Но тут двери подъехавшего из Гиблово поезда распахнулись, и на платформу вырулила Санчес. Зорин подскочил со скамьи и бросился к ней. Санчес, увидев его целым и невредимым, облегчённо выдохнула, однако обнять себя не позволила.
– Изи, Зорро, я только проветрился! Сейчас опять буду тобой пахнуть, папа запалит.
– Саш, там духи наверху, и у Вия мой «айкос», – пожаловался Валера. – А со станции через десять минут всех погонят, метро закрывается.
– Расслабься, я всё пофиксю, – подмигнула Санчес. – Забыл? У меня его фамилия.
– Он убил Стасю, – напомнил Зорин.
– Я – не Стася, Зорро, – заявила дочь Малюты. – Супердевушки не прячутся¹. Пойду, скажу папе «привет». Мутаборнешь во вторую серьгу?
Комментарий к 48. Погоня ¹ – слова из любимой песни Санчес «Supergirl» группы «Reamonn».
====== 49. Агилла ======
Валере страшно было представить, как Сашка Яхонтова станет объясняться с отцом. Но она беззаботно вдела серьгу-Зорина в ухо на место настоящей и двинулась к выходу со станции. Кивнула духам. Те подплыли к девушке и взяли с двух сторон под руки.
– Великодушно прости, – прогудел один из них. – Но мы обязаны показать тебя хозяину.
– Что с Агиллой, Гур-Баба? – без обиняков спросила Санчес.
– Скрылся.
– Славно.
Манера её речи резко изменилась с дурашливой скороморошьей на другую – властную и правильную. Валера понял, что Санчес настроена серьёзно. Малюта ждал в знакомом «Бентли». Духи затолкали Санчес в машину на заднее сиденье, и у Зорина в очередной раз за ночь появилась возможность разглядеть врага вблизи. Теперь Яхонтов был зол и уже даже не скрывал этого. Санчес, видя его набыченность, усмехнулась и сказала:
– Привет, пап.
– Твои проделки? – он потряс Валериным «айкосом» перед носом дочери.
– Соскучился по дому. Решил проведать, – объяснила Санчес.
– И что проведала?
– Всё. – Валера не видел лица подруги, но понял, что она насмешливо улыбается. Ему ответ Санчес показался верхом безалаберности, но Малюта, вместо того, чтобы придушить девушку, злобно надулся.
– Пап, ты ж знаешь, мне не нужно являться к тебе домой, чтобы ведать, – кажется, Санчес целенаправленно нарывалась на неприятности.
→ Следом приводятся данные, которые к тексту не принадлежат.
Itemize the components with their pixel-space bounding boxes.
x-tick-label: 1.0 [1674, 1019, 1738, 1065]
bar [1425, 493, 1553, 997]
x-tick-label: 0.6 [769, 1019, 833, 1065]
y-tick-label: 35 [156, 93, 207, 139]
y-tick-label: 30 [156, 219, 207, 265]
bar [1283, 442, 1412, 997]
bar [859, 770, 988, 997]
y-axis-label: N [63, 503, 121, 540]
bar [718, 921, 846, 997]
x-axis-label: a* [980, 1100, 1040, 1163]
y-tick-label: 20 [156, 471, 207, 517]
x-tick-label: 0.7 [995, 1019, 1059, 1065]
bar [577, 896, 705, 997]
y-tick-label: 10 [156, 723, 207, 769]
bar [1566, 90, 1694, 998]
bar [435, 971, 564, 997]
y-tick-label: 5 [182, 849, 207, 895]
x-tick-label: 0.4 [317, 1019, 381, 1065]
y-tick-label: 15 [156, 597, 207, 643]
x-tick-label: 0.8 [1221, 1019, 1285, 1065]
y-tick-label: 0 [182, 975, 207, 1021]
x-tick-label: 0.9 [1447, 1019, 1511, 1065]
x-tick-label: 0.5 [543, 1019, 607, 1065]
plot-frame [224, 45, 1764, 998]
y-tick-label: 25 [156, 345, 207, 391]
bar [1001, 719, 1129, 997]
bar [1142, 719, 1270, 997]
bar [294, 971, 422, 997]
Либо троллила Вия. – Поздравляю с очередным освобождением. На сей раз давно пора было, я считаю.
Малюта сумел улыбнуться дочери, но не ответил благодарностью на поздравление.
– Летаешь, значит? Я запретил тебе летать по моему городу, – зло проговорил он.
В ответ Санчес залилась низким смехом и отобрала у отца «айкос». Зажгла, затянулась паром, выпустила струйку Малюте в ноги.
– Ты что, меня боишься, пап? – в голосе Санчес звучала издёвка. – Это из-за маминого проклятья?
– Ты не летать должна, ты залететь должна, – осадил её Малюта. – Зря что ли мне Харитон за тебя выплатил десять миллионов? В других смыслах ты меня не интересуешь. Не хочешь же ты заявить, что бесплодна, как твоя покойная мачеха?
– Ну, – продолжала нагло улыбаться Санчес. – Мы с Лёньчиком не торопимся. Сперва на ноги станем, мир поглядим, поживём для себя, и потом уж... Годам к сорока, может быть.
– Зажилась ты на свете, доченька.
Страшные слова, сказанные бытовым тоном. В ответ Сашка залилась смехом только громче, однако её смех был резким, отчаянным. Так смеются перед виселицей.
– Зажился я, или нет, решать не тебе. И не мне. А маминой земле.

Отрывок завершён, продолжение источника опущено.